Alla scoperta dell’Infanzia berlinese di Walter Benjamin

Walter Benjamin, berlinese DOC, figlio della buona borghesia ebraica a cavallo tra Otto e Novecento, è stato critico letterario, traduttore (di Proust, di Baudelaire, di Kafka tra gli altri), nonchè, en passant, uno dei più influenti pensatori del XX secolo.

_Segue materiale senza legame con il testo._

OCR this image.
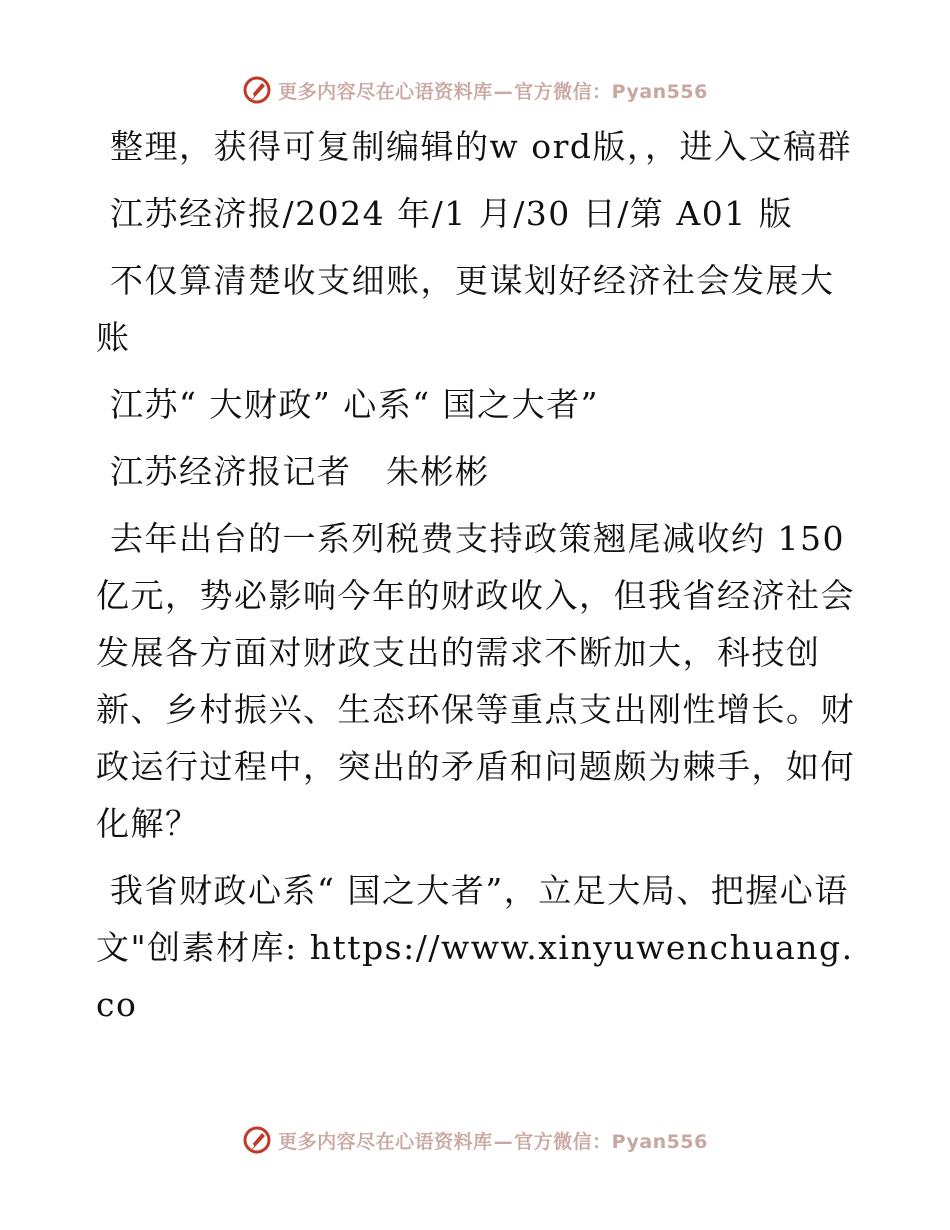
更多内容尽在心语资料库—官方微信：Pyan556

整理，获得可复制编辑的w ord版，，进入文稿群

江苏经济报/2024 年/1 月/30 日/第 A01 版

不仅算清楚收支细账，更谋划好经济社会发展大账

江苏“ 大财政” 心系“ 国之大者”

江苏经济报记者　朱彬彬

去年出台的一系列税费支持政策翘尾减收约 150 亿元，势必影响今年的财政收入，但我省经济社会发展各方面对财政支出的需求不断加大，科技创新、乡村振兴、生态环保等重点支出刚性增长。财政运行过程中，突出的矛盾和问题颇为棘手，如何化解？

我省财政心系“ 国之大者”，立足大局、把握心语文"创素材库: https://www.xinyuwenchuang.co

更多内容尽在心语资料库—官方微信：Pyan556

Come ogni buon filosofo, fu prima di tutto un acutissimo osservatore e interprete dei suoi tempi, e lo fu fin da bambino, come testimonia Infanzia berlinese, Berliner Kindheit, unico suo testo di matrice biografica, scritto tra il 1932 e il 1938, che raccoglie i ricordi della più tenera età.

In una lettera degli anni Trenta parla del suo libro come di una “storia originaria del secolo XIX specchiata nello sguardo del bambino che gioca alla sua soglia”: e così ci appare una Berlino fatta di marzapane e carrozze, in cui già sono presenti, come di consueto nelle immagini e nei fenomeni su cui Benjamin ci invita a riflettere, i germi del tempo che verrà (“come l’ombra del Terzo Reich”scriverà Theodor W. Adorno nella Postfazione).

I luoghi che Walter Benjamin descrive con sensibilità e acutezza sono i più vari, condensati nei brevi 30 capitoli dell’opera: si va dalla Colonna della Vittoria, allora ancora collocata in Koenigsplatz, odierna Platz der Republik, che Benjamin rilegge come allegoria della Divina Commedia dantesca (in basso i dannati, in alto gli angeli), al parco di Tiergarten, alle cui estremità, sul Landwehrkanal in prossimità dell’attuale Ponte Bendler, vivevano le sue nonne, ai locali domestici più significativi, come l’andito dove era collocato il telefono, o cari, come il cassetto che conteneva i suoi calzini.

Sono pagine attraverso cui si può assaporare tutta l’atmosfera dell’infanzia nella Germania prebellica e guglielmina, compresi i turbamenti individuali che spesso accompagnano questa fase della vita: esempio ne è il capitolo dedicato a Krumme Strasse, la via berlinese in cui allora si concentravano prostitute e case di appuntamenti, luogo di mistero e turbamento.

Per Benjamin, imprudentemente iscritto dai genitori al Friedrich Willhelm Gymnasium (lo stesso di Otto von Bismarck), di cui serberà una pessimo ricordo, saranno di certo più istruttive le esperienze urbane, di quelle scolastiche: per le vie di Berlino incontrerà l’amore, andrà a caccia di lontre e farfalle, scoprirà il dolore della perdita. In questo senso, Infanzia berlinese si può considerare un autentico Bildungsroman, un romanzo di formazione.

E probabilmente per questa stessa ragione dedicherà alla sua città, per la quale nutriva un sentimento ambivalente di attrazione e repulsione, un’intera opera: e questo, proprio nel momento in cui più intenso diventerà il rapporto con un’altra grande capitale europea, Parigi.
Forse per espiare così un senso di colpa verso la madrepatria, forse per il gusto di richiamare in vita gli idoli dell’infanzia, a cui Benjamin non finì mai di guardare (egli fu, tra le varie cose, un importante collezionista di libri per bambini).